When a new model comes along. The colleague could now achieve the workflow you’ve spent a weekend on with a single-line prompt.

From the outside, the return is poor, and the time saved amounts to nothing distinguishable.


The Only AI Engagement Makes Sense

There is one version of engaging with AI that’s worth something, and it starts before the tool.

My 10 years of product experience taught me that people love rushing to a solution, regardless of a dashboard, a feature, or a workflow, because they feel empowered.

The useful question, however, should come much earlier. Asking, what is actually broken? And what do I want to achieve?

Here’s an example: most people find it valuable to brainstorm with AI.

In fact, brainstorming is arguably the worst thing you can do with AI.

More often than not, you hold the key to a much better answer than a model would.
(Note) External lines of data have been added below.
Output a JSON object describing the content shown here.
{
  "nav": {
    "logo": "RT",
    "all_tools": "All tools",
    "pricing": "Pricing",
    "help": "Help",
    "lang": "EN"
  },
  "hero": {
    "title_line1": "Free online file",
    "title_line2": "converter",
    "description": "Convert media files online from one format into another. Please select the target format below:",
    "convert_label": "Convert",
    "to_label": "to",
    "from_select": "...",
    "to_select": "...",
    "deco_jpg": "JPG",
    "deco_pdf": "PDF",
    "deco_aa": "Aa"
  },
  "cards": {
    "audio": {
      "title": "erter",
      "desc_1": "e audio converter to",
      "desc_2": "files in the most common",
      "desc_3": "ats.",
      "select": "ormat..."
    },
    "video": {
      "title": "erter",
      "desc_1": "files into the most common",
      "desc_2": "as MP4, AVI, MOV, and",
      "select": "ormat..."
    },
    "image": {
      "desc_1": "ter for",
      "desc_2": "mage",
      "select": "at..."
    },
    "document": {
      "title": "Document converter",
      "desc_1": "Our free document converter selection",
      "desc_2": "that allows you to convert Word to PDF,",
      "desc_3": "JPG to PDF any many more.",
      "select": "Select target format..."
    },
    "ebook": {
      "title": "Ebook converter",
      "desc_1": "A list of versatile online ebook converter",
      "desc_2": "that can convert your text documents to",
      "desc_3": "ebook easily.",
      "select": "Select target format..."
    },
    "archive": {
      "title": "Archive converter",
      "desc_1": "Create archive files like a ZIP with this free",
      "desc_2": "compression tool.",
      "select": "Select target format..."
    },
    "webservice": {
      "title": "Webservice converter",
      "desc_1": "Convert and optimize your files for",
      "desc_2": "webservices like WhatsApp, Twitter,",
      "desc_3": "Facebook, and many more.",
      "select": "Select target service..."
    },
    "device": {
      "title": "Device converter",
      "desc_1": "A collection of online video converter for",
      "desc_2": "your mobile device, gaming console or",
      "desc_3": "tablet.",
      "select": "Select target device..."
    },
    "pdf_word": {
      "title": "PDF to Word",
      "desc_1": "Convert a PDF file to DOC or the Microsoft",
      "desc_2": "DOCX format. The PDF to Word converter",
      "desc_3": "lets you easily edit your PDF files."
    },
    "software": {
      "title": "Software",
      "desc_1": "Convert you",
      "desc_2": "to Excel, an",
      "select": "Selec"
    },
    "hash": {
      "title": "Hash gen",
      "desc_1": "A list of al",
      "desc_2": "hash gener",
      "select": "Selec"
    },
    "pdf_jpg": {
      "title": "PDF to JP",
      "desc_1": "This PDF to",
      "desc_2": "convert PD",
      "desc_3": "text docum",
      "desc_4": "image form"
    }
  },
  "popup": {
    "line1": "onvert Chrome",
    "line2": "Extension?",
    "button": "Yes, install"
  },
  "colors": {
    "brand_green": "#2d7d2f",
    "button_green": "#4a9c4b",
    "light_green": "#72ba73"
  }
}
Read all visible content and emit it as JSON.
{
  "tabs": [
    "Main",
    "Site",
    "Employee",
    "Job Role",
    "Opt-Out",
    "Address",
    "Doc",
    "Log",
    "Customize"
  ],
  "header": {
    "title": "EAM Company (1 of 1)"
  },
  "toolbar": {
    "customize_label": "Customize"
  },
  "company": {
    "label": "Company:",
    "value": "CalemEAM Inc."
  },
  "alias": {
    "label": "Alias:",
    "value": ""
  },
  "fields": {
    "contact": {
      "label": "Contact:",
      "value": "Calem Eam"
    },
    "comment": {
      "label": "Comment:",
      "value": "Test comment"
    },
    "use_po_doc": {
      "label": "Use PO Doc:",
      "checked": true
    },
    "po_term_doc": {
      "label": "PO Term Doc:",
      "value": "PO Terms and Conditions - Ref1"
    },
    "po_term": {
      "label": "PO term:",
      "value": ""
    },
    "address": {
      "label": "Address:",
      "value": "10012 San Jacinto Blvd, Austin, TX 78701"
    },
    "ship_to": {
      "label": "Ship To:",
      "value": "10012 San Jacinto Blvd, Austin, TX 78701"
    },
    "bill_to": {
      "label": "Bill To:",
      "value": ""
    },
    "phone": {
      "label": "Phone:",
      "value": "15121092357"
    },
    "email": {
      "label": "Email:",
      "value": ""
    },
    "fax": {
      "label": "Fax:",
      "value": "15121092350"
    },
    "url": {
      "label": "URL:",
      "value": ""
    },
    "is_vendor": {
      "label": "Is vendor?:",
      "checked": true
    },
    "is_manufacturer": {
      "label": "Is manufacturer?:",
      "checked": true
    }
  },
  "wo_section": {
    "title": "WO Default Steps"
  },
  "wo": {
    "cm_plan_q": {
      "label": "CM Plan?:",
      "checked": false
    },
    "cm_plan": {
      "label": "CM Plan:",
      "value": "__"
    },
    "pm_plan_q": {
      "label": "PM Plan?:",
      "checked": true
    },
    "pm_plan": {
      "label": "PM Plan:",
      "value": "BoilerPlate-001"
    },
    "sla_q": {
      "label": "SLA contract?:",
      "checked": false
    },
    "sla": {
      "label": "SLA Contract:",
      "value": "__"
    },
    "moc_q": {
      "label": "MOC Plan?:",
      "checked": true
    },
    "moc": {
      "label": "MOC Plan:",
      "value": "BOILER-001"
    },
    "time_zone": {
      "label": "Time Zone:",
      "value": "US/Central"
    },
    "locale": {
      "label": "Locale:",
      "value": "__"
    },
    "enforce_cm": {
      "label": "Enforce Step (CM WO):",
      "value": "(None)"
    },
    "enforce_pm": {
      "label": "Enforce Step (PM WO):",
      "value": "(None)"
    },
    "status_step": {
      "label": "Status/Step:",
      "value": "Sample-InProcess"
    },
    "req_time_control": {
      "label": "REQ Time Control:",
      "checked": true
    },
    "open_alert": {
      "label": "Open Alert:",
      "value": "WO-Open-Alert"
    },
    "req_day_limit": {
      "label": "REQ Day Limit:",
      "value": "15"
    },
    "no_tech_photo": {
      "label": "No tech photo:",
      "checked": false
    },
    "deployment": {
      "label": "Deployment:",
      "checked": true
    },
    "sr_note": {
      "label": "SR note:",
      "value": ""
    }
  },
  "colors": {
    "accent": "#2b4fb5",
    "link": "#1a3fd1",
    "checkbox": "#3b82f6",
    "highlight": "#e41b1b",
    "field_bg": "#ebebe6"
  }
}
Because every idea AI generates is already everywhere on the internet. It gives you the most statistically likely version of an idea. That’s the last thing you need when you’re looking for an angle nobody’s taken. I reviewed a study on this.

This latest study used seven major LLMs — GPT5, Claude, DeepSeek, Gemini, and more — and tested thousands of business strategic questions across industries.

The results were remarkably similar across models: augmentation, think long-term, innovate, and decentralize. As you can see in the image below:

You don’t need 15,000 trials (as the researchers did) to see it. You just need to notice when you’re getting back the internet’s average opinion.

It doesn’t require you to become an expert using AI, but an expert in your own domain, and of knowing what you want.

So, the only AI engagement that earns its place looks like this:

  1. Try AI when it’s new enough to matter, learn the actual trade-offs,

  2. Then decide deliberately whether it belongs in your work. That’s different from chasing every release. It’s also considerably cheaper on your nervous system and your wallet.

  3. Prompt less, think more.


When the AI’s Wild-Goose Chase Is Over

The models will keep improving. The releases won’t stop.

But I kept noticing something: AI made me faster at producing things; what it couldn’t do was tell me which things were worth producing.

And I often end up throwing away most of what AI produces.

Which is why the most important thing is our judgment. Which is also always the bottleneck, and the ceiling that the next release won’t close.

Not because the AI companies aren’t trying to replace judgment, believe me, this is all they’ve wanted.

But it’s less of an engineering problem and more of a human one.

As I explained in my work, distilling your colleague.

Once you see this, the new releases stop landing the same way.

This can be a cliché, but the question was never which tool is fastest. It was always what you’re trying to do with it.